Revealing the Effect of Sodium on Iron-Based Catalysts for CO2 Hydrogenation: Insights from Calculation and Experiment

The promotional effects of sodium on Fe5C2 catalysts for CO2 hydrogenation were systematically investigated by a synergistic combination of density functional theory (DFT) calculations and experimental methods. Na was found to markedly alter the electronic structure of Fe5C2 surface, leading to a reduction of the CO2 dissociation barrier from 0.45 to 0.08 eV and a decrease of the hydrogen binding energy. Moreover, Na lowers methane's selectivity by hindering further hydrogenation of CH2 and enhances C-C coupling probability by promoting the chain growth of CH2. Additionally, Na strengthens alkenes' selectivity by facilitating dehydrogenation of alkyls and boosting the desorption of alkenes. The theoretical findings were confirmed by experimental results. Adding Na to Fe5C2 catalyst was found to facilitate CO2 conversion and alkenes' selectivity.
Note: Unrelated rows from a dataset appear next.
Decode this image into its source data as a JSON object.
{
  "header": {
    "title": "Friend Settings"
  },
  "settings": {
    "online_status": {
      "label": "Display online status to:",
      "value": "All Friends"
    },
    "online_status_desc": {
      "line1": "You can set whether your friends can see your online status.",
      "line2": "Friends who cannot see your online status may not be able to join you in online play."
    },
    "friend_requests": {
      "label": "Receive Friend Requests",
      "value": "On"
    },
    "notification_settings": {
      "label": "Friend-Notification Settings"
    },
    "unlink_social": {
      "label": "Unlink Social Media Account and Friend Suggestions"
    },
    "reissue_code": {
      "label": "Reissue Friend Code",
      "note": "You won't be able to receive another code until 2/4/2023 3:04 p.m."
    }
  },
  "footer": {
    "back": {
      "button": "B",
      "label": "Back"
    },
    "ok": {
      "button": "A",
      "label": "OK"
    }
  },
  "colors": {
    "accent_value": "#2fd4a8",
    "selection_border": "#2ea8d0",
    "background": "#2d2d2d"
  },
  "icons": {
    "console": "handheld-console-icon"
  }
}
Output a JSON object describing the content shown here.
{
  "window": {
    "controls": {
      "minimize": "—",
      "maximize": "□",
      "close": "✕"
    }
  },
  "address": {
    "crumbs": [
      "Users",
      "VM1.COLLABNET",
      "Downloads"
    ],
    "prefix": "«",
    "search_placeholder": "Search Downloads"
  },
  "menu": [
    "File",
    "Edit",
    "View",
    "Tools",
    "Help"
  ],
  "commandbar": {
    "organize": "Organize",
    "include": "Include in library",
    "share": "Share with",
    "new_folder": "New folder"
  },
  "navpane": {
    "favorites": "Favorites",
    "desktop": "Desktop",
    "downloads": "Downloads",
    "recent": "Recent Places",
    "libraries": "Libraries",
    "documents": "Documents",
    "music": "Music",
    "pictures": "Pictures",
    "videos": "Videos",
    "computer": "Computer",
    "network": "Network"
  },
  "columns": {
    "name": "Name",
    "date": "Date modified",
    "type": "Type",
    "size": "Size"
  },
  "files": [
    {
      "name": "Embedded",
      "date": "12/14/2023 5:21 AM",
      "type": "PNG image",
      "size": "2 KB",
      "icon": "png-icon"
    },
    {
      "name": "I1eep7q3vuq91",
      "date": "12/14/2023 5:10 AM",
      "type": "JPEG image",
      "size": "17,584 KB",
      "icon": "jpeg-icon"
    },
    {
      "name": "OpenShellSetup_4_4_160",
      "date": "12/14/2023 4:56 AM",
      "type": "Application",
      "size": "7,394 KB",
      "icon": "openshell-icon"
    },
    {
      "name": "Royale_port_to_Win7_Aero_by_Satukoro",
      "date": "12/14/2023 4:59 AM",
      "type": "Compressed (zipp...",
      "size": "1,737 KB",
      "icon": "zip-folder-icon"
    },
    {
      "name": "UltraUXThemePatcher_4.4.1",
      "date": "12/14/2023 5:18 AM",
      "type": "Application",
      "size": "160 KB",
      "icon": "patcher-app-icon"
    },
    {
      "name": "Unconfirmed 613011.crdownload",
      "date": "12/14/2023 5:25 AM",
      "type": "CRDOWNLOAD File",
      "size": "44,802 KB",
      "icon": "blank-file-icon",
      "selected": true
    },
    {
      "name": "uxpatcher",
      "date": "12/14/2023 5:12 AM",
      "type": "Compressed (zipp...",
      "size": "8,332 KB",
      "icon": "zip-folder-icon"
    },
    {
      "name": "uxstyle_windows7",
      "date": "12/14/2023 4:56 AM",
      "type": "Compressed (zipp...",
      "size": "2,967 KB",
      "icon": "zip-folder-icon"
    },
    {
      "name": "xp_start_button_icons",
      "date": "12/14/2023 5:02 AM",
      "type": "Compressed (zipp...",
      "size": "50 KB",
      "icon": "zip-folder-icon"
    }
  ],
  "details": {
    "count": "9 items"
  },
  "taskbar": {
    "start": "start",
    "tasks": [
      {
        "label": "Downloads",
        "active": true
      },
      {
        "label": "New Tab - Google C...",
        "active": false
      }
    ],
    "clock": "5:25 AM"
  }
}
Especially, the O/P (olefin/paraffin) ratio of C-2-C-4 hydrocarbons increases from 2.0 to 9.7 and the C5+ hydrocarbons' selectivity increases from 12.6% to 51.8%. This study further deepens the understanding of the promotional effect of sodium on Fe-based catalysts for CO2 hydrogenation and enlightens the rational design of highly selective catalysts.

Automated summary

The study systematically investigated the promotional effects of sodium on Fe5C2 catalysts for CO2 hydrogenation, revealing that sodium alters the electronic structure of the catalyst surface and enhances the selectivity towards alkenes by lowering CO2 dissociation barrier and hydrogen binding energy. Experimental results confirmed that adding sodium can improve CO2 conversion rate and alkenes' selectivity.